7 literary PR stunts you’ll love for World Book Day

If you’ve got kids they’re probably in school right now dressed as an iconic character from a Pullman or Rowling yarn. But while World Book Day invokes kids having fun, marketing a novel is no child’s play. It often requires a serious PR stunt to stand a chance of getting any attention.

Not that we’re dismissing the important role critics play. It’s just that, as with anything entertainment, the competition is fierce, and target market distractible. Never underestimate the power of a good publicist or public relations team, then.

To celebrate what’s supposed to be the most well-read date in the global calendar we had a think about exceptional examples of scribes making headlines for reasons other than what’s actually written on the pages.

Presenting 7 literally PR stunts for National Book Day… Because, you know, it’s also 7th March…
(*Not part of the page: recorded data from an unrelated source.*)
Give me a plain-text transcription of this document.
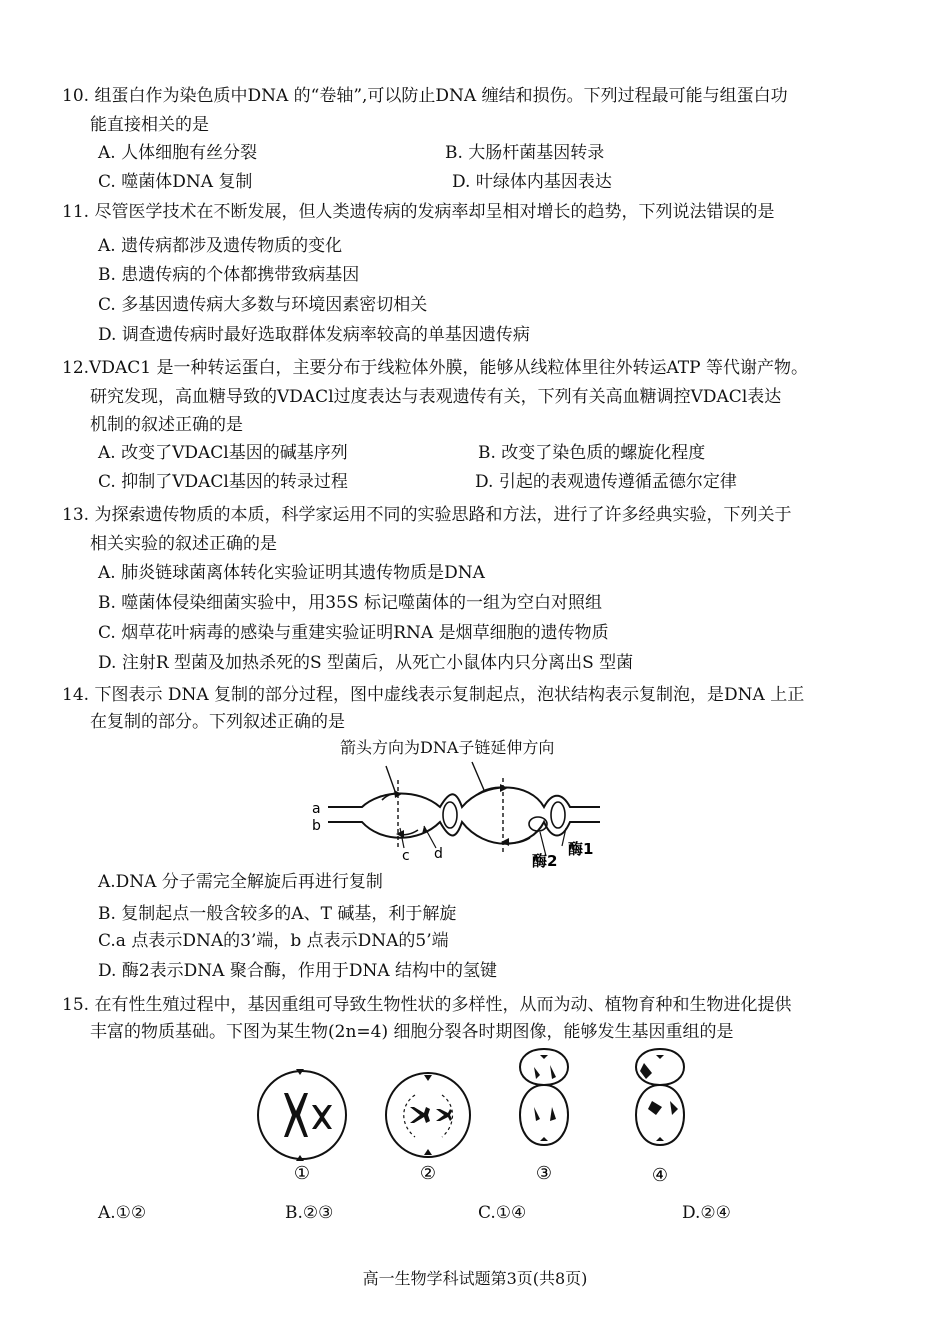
10. 组蛋白作为染色质中DNA 的“卷轴”,可以防止DNA 缠结和损伤。下列过程最可能与组蛋白功
能直接相关的是
A. 人体细胞有丝分裂	B. 大肠杆菌基因转录
C. 噬菌体DNA 复制	D. 叶绿体内基因表达
11. 尽管医学技术在不断发展，但人类遗传病的发病率却呈相对增长的趋势，下列说法错误的是
A. 遗传病都涉及遗传物质的变化
B. 患遗传病的个体都携带致病基因
C. 多基因遗传病大多数与环境因素密切相关
D. 调查遗传病时最好选取群体发病率较高的单基因遗传病
12.VDAC1 是一种转运蛋白，主要分布于线粒体外膜，能够从线粒体里往外转运ATP 等代谢产物。
研究发现，高血糖导致的VDACl过度表达与表观遗传有关，下列有关高血糖调控VDACl表达
机制的叙述正确的是
A. 改变了VDACl基因的碱基序列	B. 改变了染色质的螺旋化程度
C. 抑制了VDACl基因的转录过程	D. 引起的表观遗传遵循孟德尔定律
13. 为探索遗传物质的本质，科学家运用不同的实验思路和方法，进行了许多经典实验，下列关于
相关实验的叙述正确的是
A. 肺炎链球菌离体转化实验证明其遗传物质是DNA
B. 噬菌体侵染细菌实验中，用35S 标记噬菌体的一组为空白对照组
C. 烟草花叶病毒的感染与重建实验证明RNA 是烟草细胞的遗传物质
D. 注射R 型菌及加热杀死的S 型菌后，从死亡小鼠体内只分离出S 型菌
14. 下图表示 DNA 复制的部分过程，图中虚线表示复制起点，泡状结构表示复制泡，是DNA 上正
在复制的部分。下列叙述正确的是
箭头方向为DNA子链延伸方向
a
b
c d	酶1
酶2
A.DNA 分子需完全解旋后再进行复制
B. 复制起点一般含较多的A、T 碱基，利于解旋
C.a 点表示DNA的3’端，b 点表示DNA的5’端
D. 酶2表示DNA 聚合酶，作用于DNA 结构中的氢键
15. 在有性生殖过程中，基因重组可导致生物性状的多样性，从而为动、植物育种和生物进化提供
丰富的物质基础。下图为某生物(2n=4) 细胞分裂各时期图像，能够发生基因重组的是
①	②	③	④
A.①②	B.②③	C.①④	D.②④
高一生物学科试题第3页(共8页)
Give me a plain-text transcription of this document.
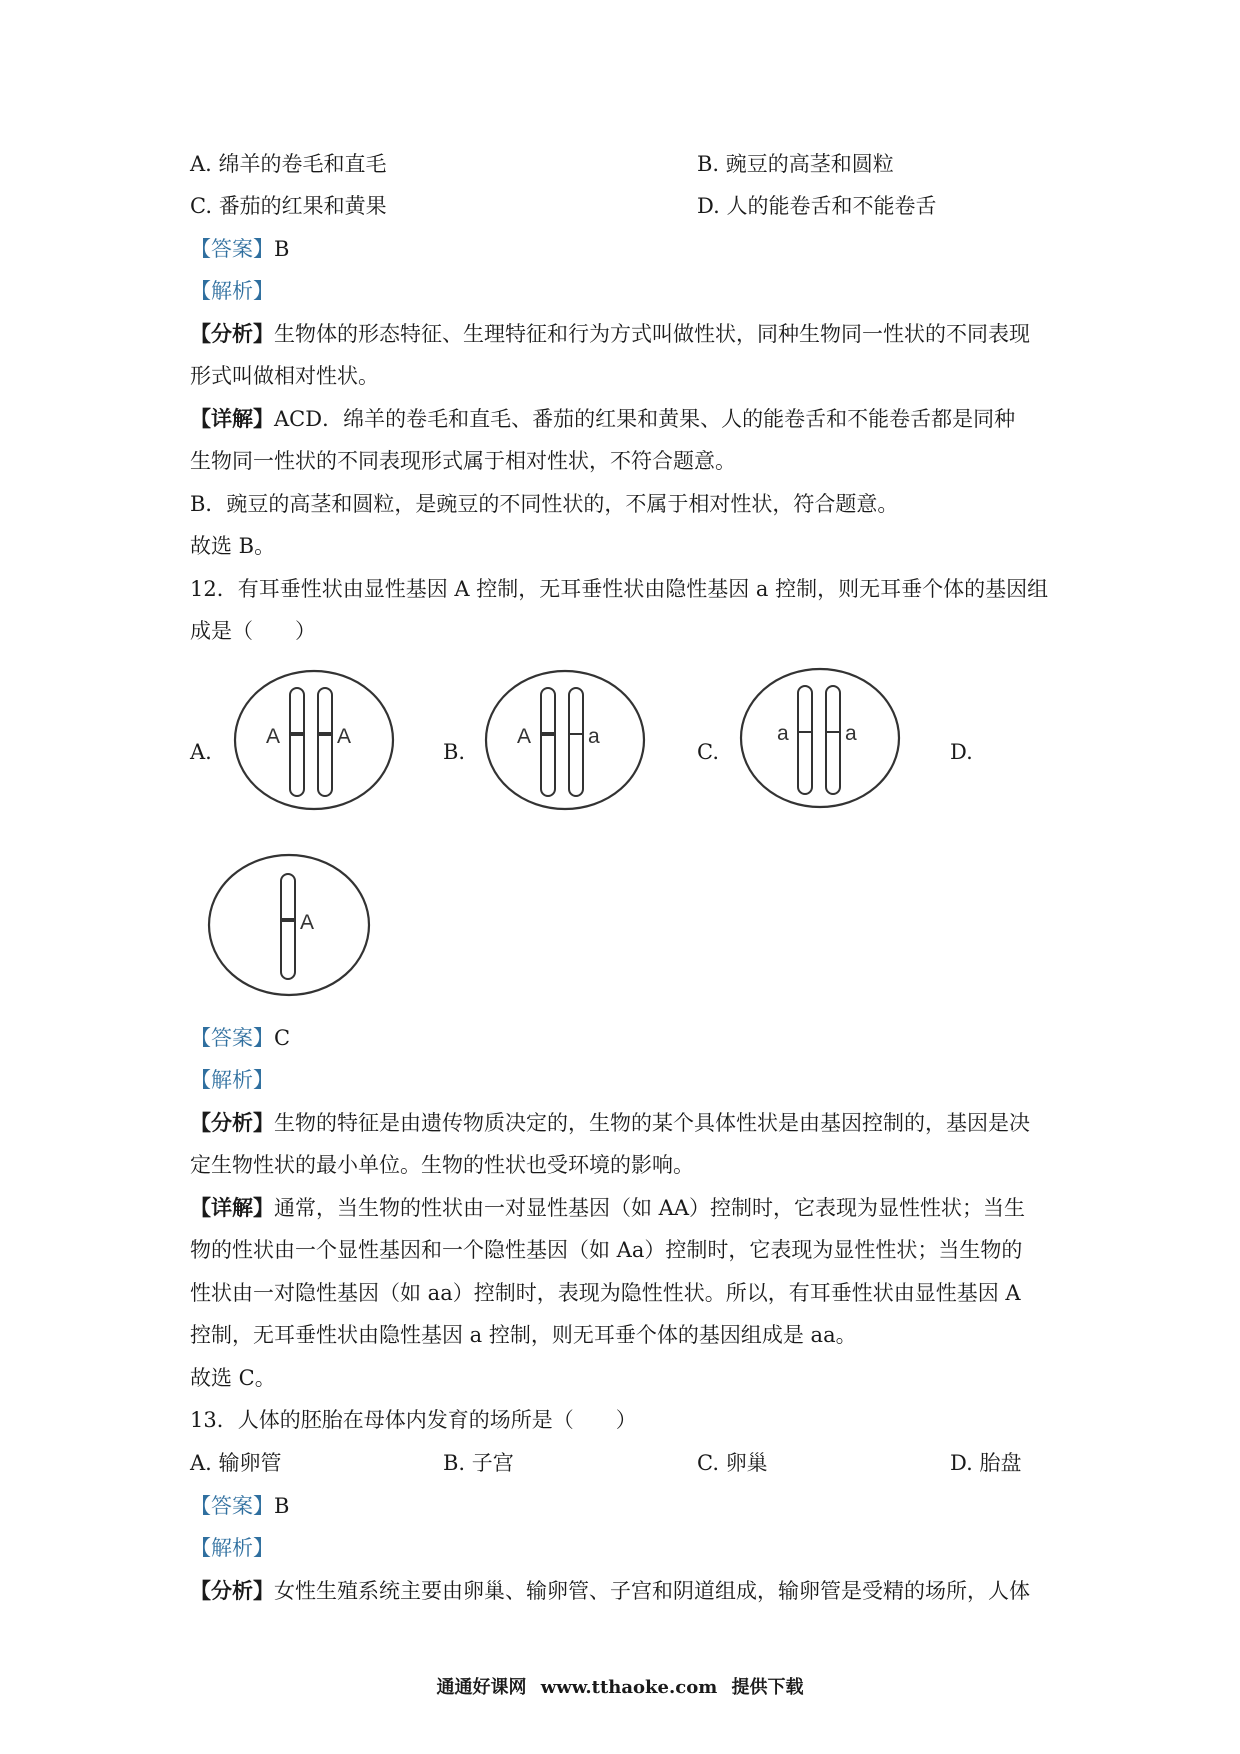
A. 绵羊的卷毛和直毛	B. 豌豆的高茎和圆粒
C. 番茄的红果和黄果	D. 人的能卷舌和不能卷舌
【答案】B
【解析】
【分析】生物体的形态特征、生理特征和行为方式叫做性状，同种生物同一性状的不同表现
形式叫做相对性状。
【详解】ACD．绵羊的卷毛和直毛、番茄的红果和黄果、人的能卷舌和不能卷舌都是同种
生物同一性状的不同表现形式属于相对性状，不符合题意。
B．豌豆的高茎和圆粒，是豌豆的不同性状的，不属于相对性状，符合题意。
故选 B。
12．有耳垂性状由显性基因 A 控制，无耳垂性状由隐性基因 a 控制，则无耳垂个体的基因组
成是（　　）
A.	B.	C.	D.
A	A	A	a	a	a
A
【答案】C
【解析】
【分析】生物的特征是由遗传物质决定的，生物的某个具体性状是由基因控制的，基因是决
定生物性状的最小单位。生物的性状也受环境的影响。
【详解】通常，当生物的性状由一对显性基因（如 AA）控制时，它表现为显性性状；当生
物的性状由一个显性基因和一个隐性基因（如 Aa）控制时，它表现为显性性状；当生物的
性状由一对隐性基因（如 aa）控制时，表现为隐性性状。所以，有耳垂性状由显性基因 A
控制，无耳垂性状由隐性基因 a 控制，则无耳垂个体的基因组成是 aa。
故选 C。
13．人体的胚胎在母体内发育的场所是（　　）
A. 输卵管	B. 子宫	C. 卵巢	D. 胎盘
【答案】B
【解析】
【分析】女性生殖系统主要由卵巢、输卵管、子宫和阴道组成，输卵管是受精的场所，人体
通通好课网 www.tthaoke.com 提供下载
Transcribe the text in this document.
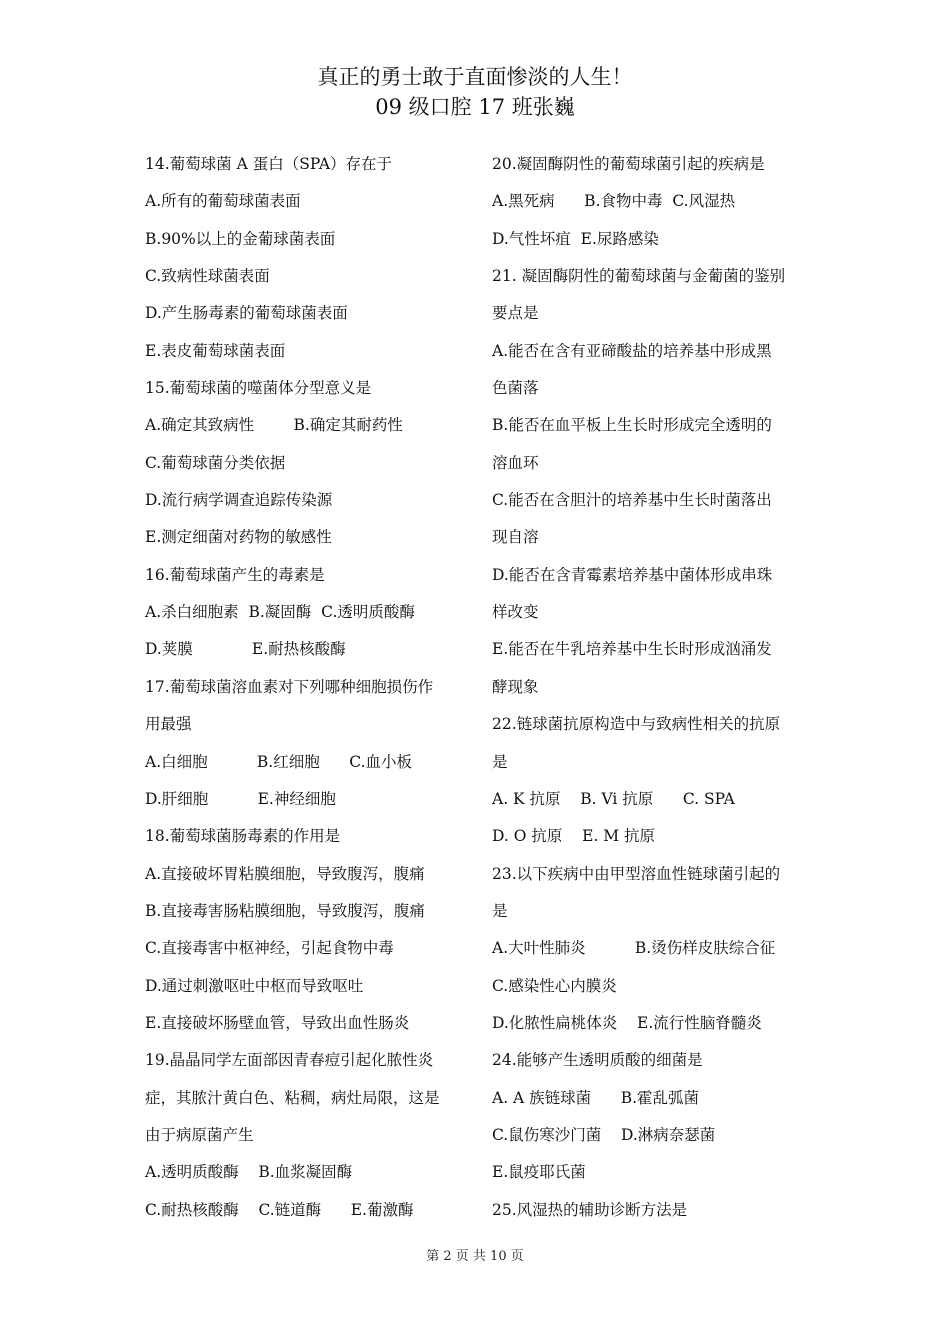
真正的勇士敢于直面惨淡的人生！
09 级口腔 17 班张巍
14.葡萄球菌 A 蛋白（SPA）存在于
A.所有的葡萄球菌表面
B.90%以上的金葡球菌表面
C.致病性球菌表面
D.产生肠毒素的葡萄球菌表面
E.表皮葡萄球菌表面
15.葡萄球菌的噬菌体分型意义是
A.确定其致病性        B.确定其耐药性
C.葡萄球菌分类依据
D.流行病学调查追踪传染源
E.测定细菌对药物的敏感性
16.葡萄球菌产生的毒素是
A.杀白细胞素  B.凝固酶  C.透明质酸酶
D.荚膜            E.耐热核酸酶
17.葡萄球菌溶血素对下列哪种细胞损伤作
用最强
A.白细胞          B.红细胞      C.血小板
D.肝细胞          E.神经细胞
18.葡萄球菌肠毒素的作用是
A.直接破坏胃粘膜细胞，导致腹泻，腹痛
B.直接毒害肠粘膜细胞，导致腹泻，腹痛
C.直接毒害中枢神经，引起食物中毒
D.通过刺激呕吐中枢而导致呕吐
E.直接破坏肠壁血管，导致出血性肠炎
19.晶晶同学左面部因青春痘引起化脓性炎
症，其脓汁黄白色、粘稠，病灶局限，这是
由于病原菌产生
A.透明质酸酶    B.血浆凝固酶
C.耐热核酸酶    C.链道酶      E.葡激酶
20.凝固酶阴性的葡萄球菌引起的疾病是
A.黑死病      B.食物中毒  C.风湿热
D.气性坏疽  E.尿路感染
21. 凝固酶阴性的葡萄球菌与金葡菌的鉴别
要点是
A.能否在含有亚碲酸盐的培养基中形成黑
色菌落
B.能否在血平板上生长时形成完全透明的
溶血环
C.能否在含胆汁的培养基中生长时菌落出
现自溶
D.能否在含青霉素培养基中菌体形成串珠
样改变
E.能否在牛乳培养基中生长时形成汹涌发
酵现象
22.链球菌抗原构造中与致病性相关的抗原
是
A. K 抗原    B. Vi 抗原      C. SPA
D. O 抗原    E. M 抗原
23.以下疾病中由甲型溶血性链球菌引起的
是
A.大叶性肺炎          B.烫伤样皮肤综合征
C.感染性心内膜炎
D.化脓性扁桃体炎    E.流行性脑脊髓炎
24.能够产生透明质酸的细菌是
A. A 族链球菌      B.霍乱弧菌
C.鼠伤寒沙门菌    D.淋病奈瑟菌
E.鼠疫耶氏菌
25.风湿热的辅助诊断方法是
第 2 页 共 10 页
James Patterson – Private Vegas

Exclusivity, or the perception of exclusivity, will always attract attention. Just ask Fyre Festival. Digressions aside, Patterson’s tale of murder, espionage and casinos caused a huge stir when 1,000 ‘early readers’ were offered a pre-release download. It had one catch— who finish the yarn in 24-hours, before it ‘self-destructed’.

Adding to that, one print copy went on sale for a staggering $300,000. The buyer got the book, a weekend in a luxury hotel, dinner with the author and— bizarrely— the chance to watch a copy of the book get blown up, with a SWAT team present.

Jennifer Belle — The Seven Year Bitch

What does a novelist do when the publicity team isn’t delivering the goods? For Belle the solution was paying a load of actresses $8 per hour to ride the New York subway while reading her latest book and LOLing as much as possible. Perhaps surprisingly, considering the pay, over 600 thespians applied to take part.

Douglas Coupland — JPod

If you were among those lucky enough to grab a copy of JPod on its initial print run well done. The author had six different toys made, one given for free with each first edition sold. Collectively they represented the main characters in the story, and are now collector’s items.

Thomas Harris — Hannibal

Now we’re getting serious. When this instalment in the famous serial killer franchise arrived, circa 1999, London was in for a grizzly treat. Broad beans and chianti were served in one bookshop— a nod to Hannibal’s favourite way to accompany a dinner of human brains. Meanwhile, at Euston Station bacon sandwiches were given out to commuters, referencing the story’s infamous man-eating pigs.

Mark Twain — Huckleberry Finn

Think PR stunts are a modern idea? Think again. Twain clearly agreed with the ‘any publicity is good publicity’ mantra, because after this classic hit shelves he engineered a ban from US libraries— conservative attitudes of the time were at odds with the more controversial parts of the tale. Once word of the ban got out people were queuing to grab a copy for themselves.

Tung Desem Waringin — Marketing Revolution

Indonesian author Waringin wins the prize for least subtle. To sell his first book, ‘Financial Revolution’, he jumped on a dazzlingly handsome white horse and rode through the streets of Jakarta. How do you trump that? How about marketing ‘Marketing Revolution’ by dropping almost 100million rupiah (around £6,000) in bank notes over a packed football stadium in Serang City? Agreed.

Gabriele d’Annunzio — A Life’s Work

d’Annunzio was one of the most prominent forces in Italian literature and poetry at the turn of the 20th Century. He also regularly faked it to make it. A few examples include penning his own false death wrote, getting married and then divorced, all for the sake of a few column inches.